Enrolled at the Bar in 1973, Kabir practised in both district courts and the Calcutta High Court. And within a few years, he made a name for himself as a lawyer adept at fighting both civil and criminal cases. “He didn’t have to depend on his father’s contacts or anything like that. He was a confident young man who knew his law and loved fighting all sorts of cases,” recalls a former colleague and Calcutta High Court judge.

It was during this time that he fell in love with Minna, a Catholic, who lived just below their house in Calcutta. “Both our families knew that they were in love and nobody was surprised when they wished to marry,” Mirza says. The couple had a church wedding, followed by a nikah.

After spending many years as a high court advocate, Justice Kabir was made a judge of the Calcutta High Court in 1990. “I have never heard a lawyer complain about Justice Kabir losing his cool. Junior lawyers always felt confident arguing their cases in his court as they knew that he would give them a patient hearing,” says the former judge.

Justice Kabir was 57 when he was made the acting chief justice of Calcutta High Court in 2005. However, within weeks he was transferred to the Jharkand High Court as its chief justice. It was here that Justice Kabir came into his own. According to Shekhar Sinha, former president of the Jharkhand High Court Advocates Association, Justice Kabir and his wife contributed enormously to improving the lives of people in detention homes. “As the chief justice of Jharkhand High Court, he was instrumental in setting up of juvenile courts and passed several orders on the welfare of remand home inmates,” says Sinha.

After he was appointed a judge of the Supreme Court on September 9, 2005, Justice Kabir continued to deliver key judgments. Whether it was a case of sending a husband to jail for taunting his wife on her dark complexion, or his ruling on the rights of transgenders, he has often been hailed as a champion of the rights of citizens against the might of the state.

One of the most important cases he presided over was that of Sandhya Manoj Wankhede of Amravati district in 2011. In this case the Supreme Court bench comprising Justices Kabir and Cyriac Joseph ruled that female relatives of a husband can also be booked under the Domestic Violence Act.

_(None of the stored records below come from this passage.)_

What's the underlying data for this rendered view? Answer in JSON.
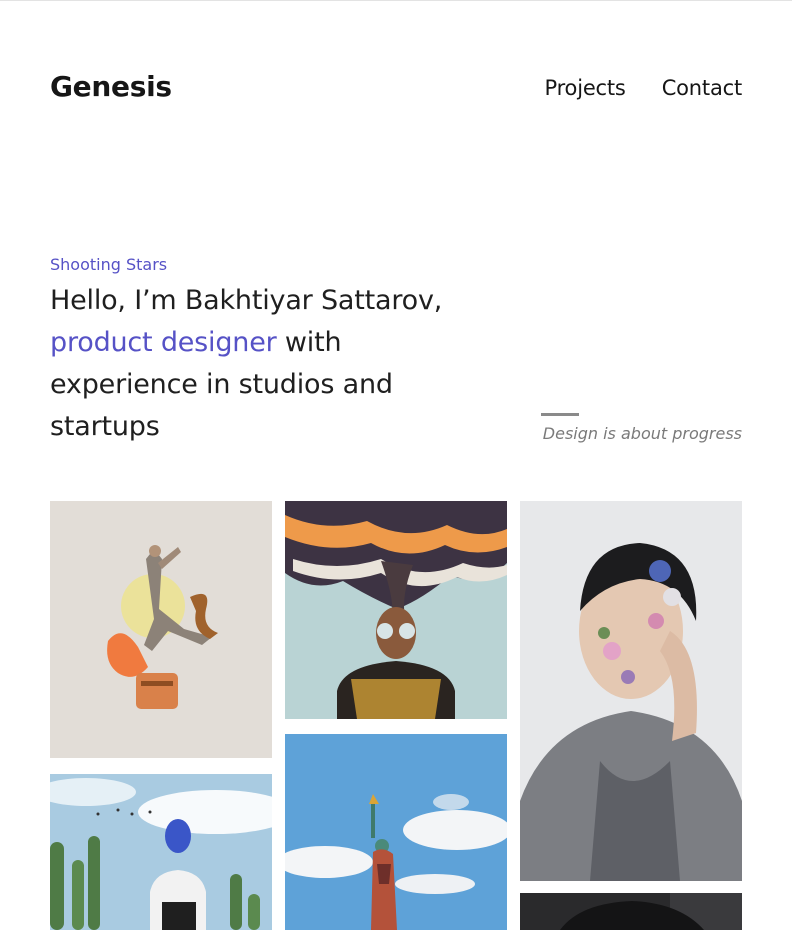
{
  "header": {
    "brand": "Genesis",
    "nav": [
      "Projects",
      "Contact"
    ]
  },
  "hero": {
    "eyebrow": "Shooting Stars",
    "headline_part1": "Hello, I’m Bakhtiyar Sattarov, ",
    "headline_accent": "product designer",
    "headline_part2": " with experience in studios and startups",
    "tagline": "Design is about progress"
  },
  "colors": {
    "accent": "#5652c6",
    "text": "#1f1f1f",
    "muted": "#7a7a7a"
  },
  "gallery": [
    {
      "name": "dancer-collage-image"
    },
    {
      "name": "smoke-portrait-image"
    },
    {
      "name": "flower-face-portrait-image"
    },
    {
      "name": "cactus-balloon-image"
    },
    {
      "name": "statue-of-liberty-image"
    },
    {
      "name": "dark-portrait-image"
    }
  ]
}
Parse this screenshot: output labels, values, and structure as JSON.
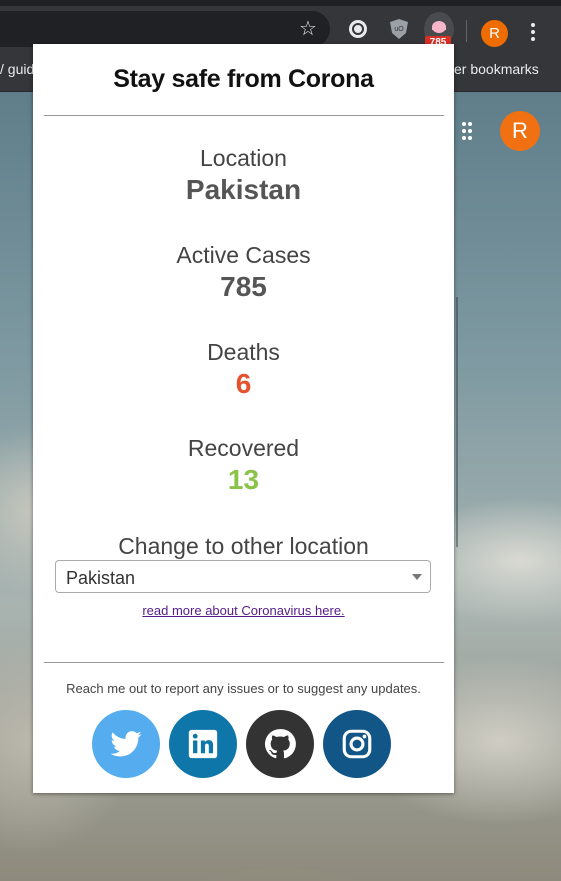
{
  "browser": {
    "bookmarks_left": "/ guid",
    "bookmarks_right": "er bookmarks",
    "extension_badge": "785",
    "profile_initial": "R"
  },
  "page": {
    "avatar_initial": "R"
  },
  "popup": {
    "title": "Stay safe from Corona",
    "location_label": "Location",
    "location_value": "Pakistan",
    "active_label": "Active Cases",
    "active_value": "785",
    "deaths_label": "Deaths",
    "deaths_value": "6",
    "recovered_label": "Recovered",
    "recovered_value": "13",
    "change_label": "Change to other location",
    "select_value": "Pakistan",
    "read_more": "read more about Coronavirus here.",
    "report_text": "Reach me out to report any issues or to suggest any updates."
  },
  "colors": {
    "deaths": "#e8512e",
    "recovered": "#8bc34a",
    "twitter": "#55acee",
    "linkedin": "#0e76a8",
    "github": "#333333",
    "instagram": "#125688",
    "avatar": "#ef6c00"
  },
  "social_icons": [
    "twitter-icon",
    "linkedin-icon",
    "github-icon",
    "instagram-icon"
  ]
}
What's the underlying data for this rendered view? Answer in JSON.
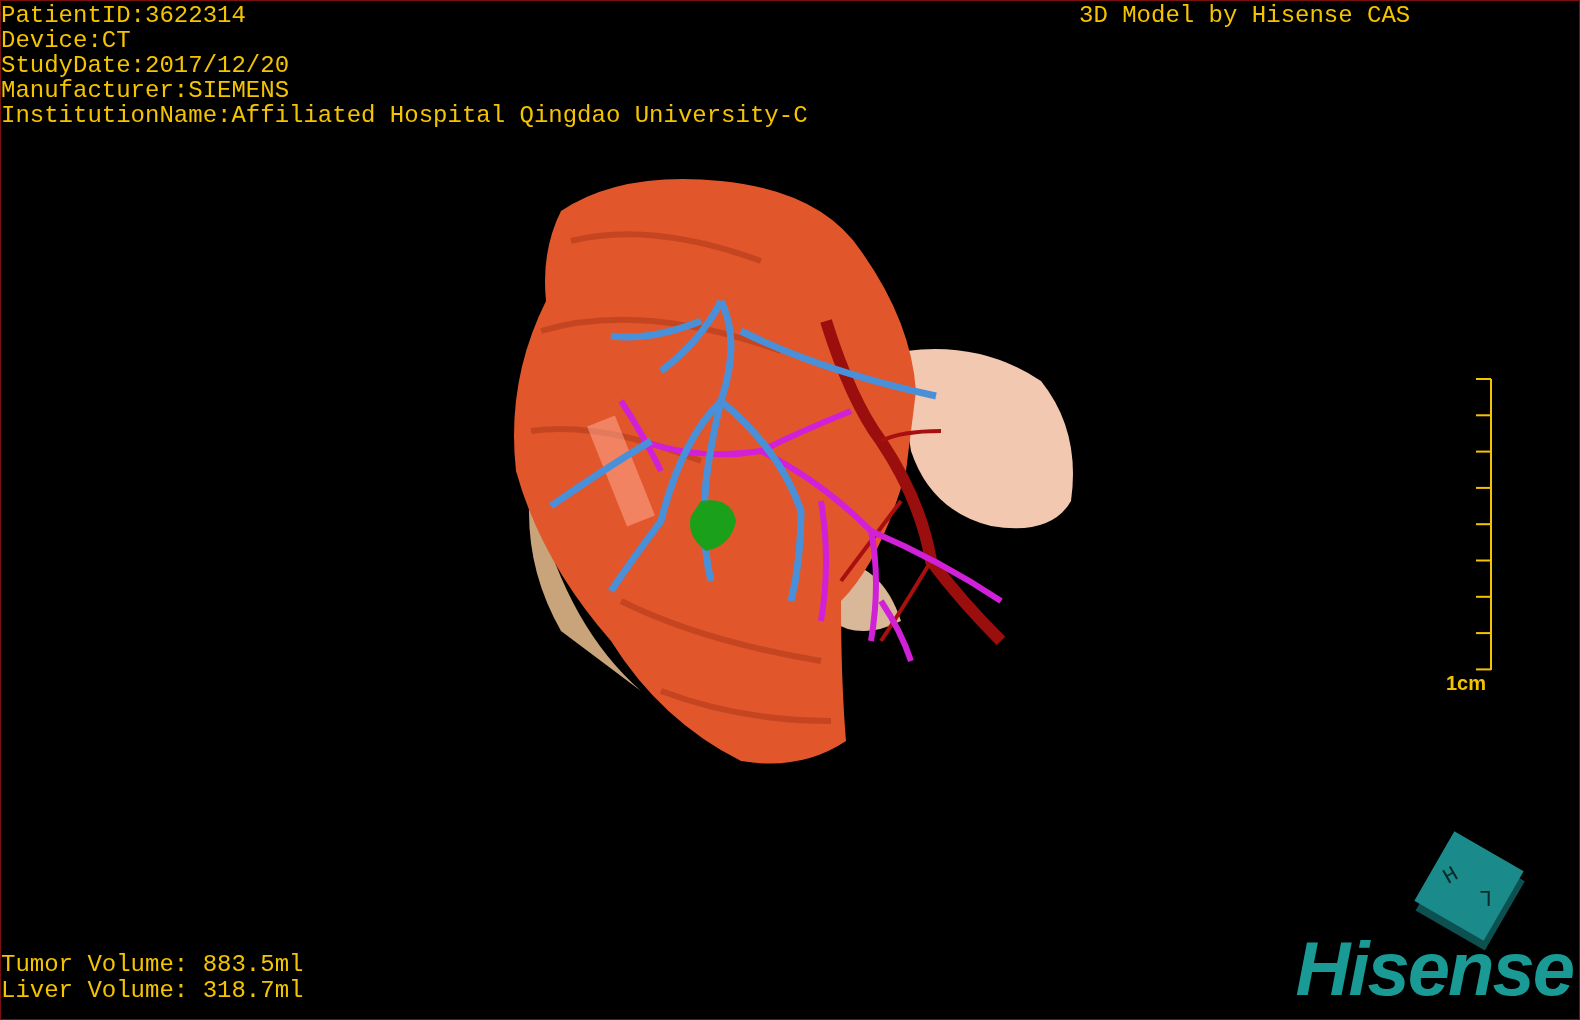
{
  "patient_info": [
    "PatientID:3622314",
    "Device:CT",
    "StudyDate:2017/12/20",
    "Manufacturer:SIEMENS",
    "InstitutionName:Affiliated Hospital Qingdao University-C"
  ],
  "model_credit": "3D Model by Hisense CAS",
  "scale_bar": {
    "label": "1cm"
  },
  "volumes": [
    "Tumor Volume: 883.5ml",
    "Liver Volume: 318.7ml"
  ],
  "orientation_cube": {
    "faces": [
      "H",
      "L"
    ]
  },
  "logo": "Hisense"
}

“This was a historic judgment. Several courts were interpreting the law in different ways. It was important that the Supreme Court set a clear precedent and that’s what happened,” says Garvesh Kabra, the Supreme Court advocate who fought the case on behalf of Wankhede.

Often the last judge to leave the Supreme Court, Justice Kabir is popular with junior lawyers, says Kabra. “He is not somebody who is overawed by the reputation of a lawyer. He will listen patiently to both the sides and decide a case on the merits of the arguments. Juniors often feel that they can argue their cases better in his court,” he says.

Even though his career has been fairly illustrious, Justice Kabir has also been in a few controversies. There was once a dispute over his date of birth, which was raised by a non-resident Indian. It was subsequently dismissed by the Delhi High Court. Another controversy erupted when his younger sister, Shukla Kabir Sinha, became a judge of the Calcutta High Court. But none of the charges stuck.

As CJI, Justice Kabir will have his work cut out. One of the most important cases that he will decide on in the coming months is the contempt case against prominent advocate and (the now disbanded) Team Anna member Prashant Bhushan after he alleged that half out of the last 16 CJIs had been corrupt. The other is a case relating to the Italian government in which the latter claimed sovereign immunity for its marines who allegedly killed two Indian fishermen off the Kerala coast in February, 2012. This is the first time that a foreign government has filed a case in the Supreme Court of India on behalf of its citizens in a criminal case. Experts say that the ruling in this case could set a historic precedent, with international ramifications.

And few would disagree that Justice Kabir would be more than equal to the task.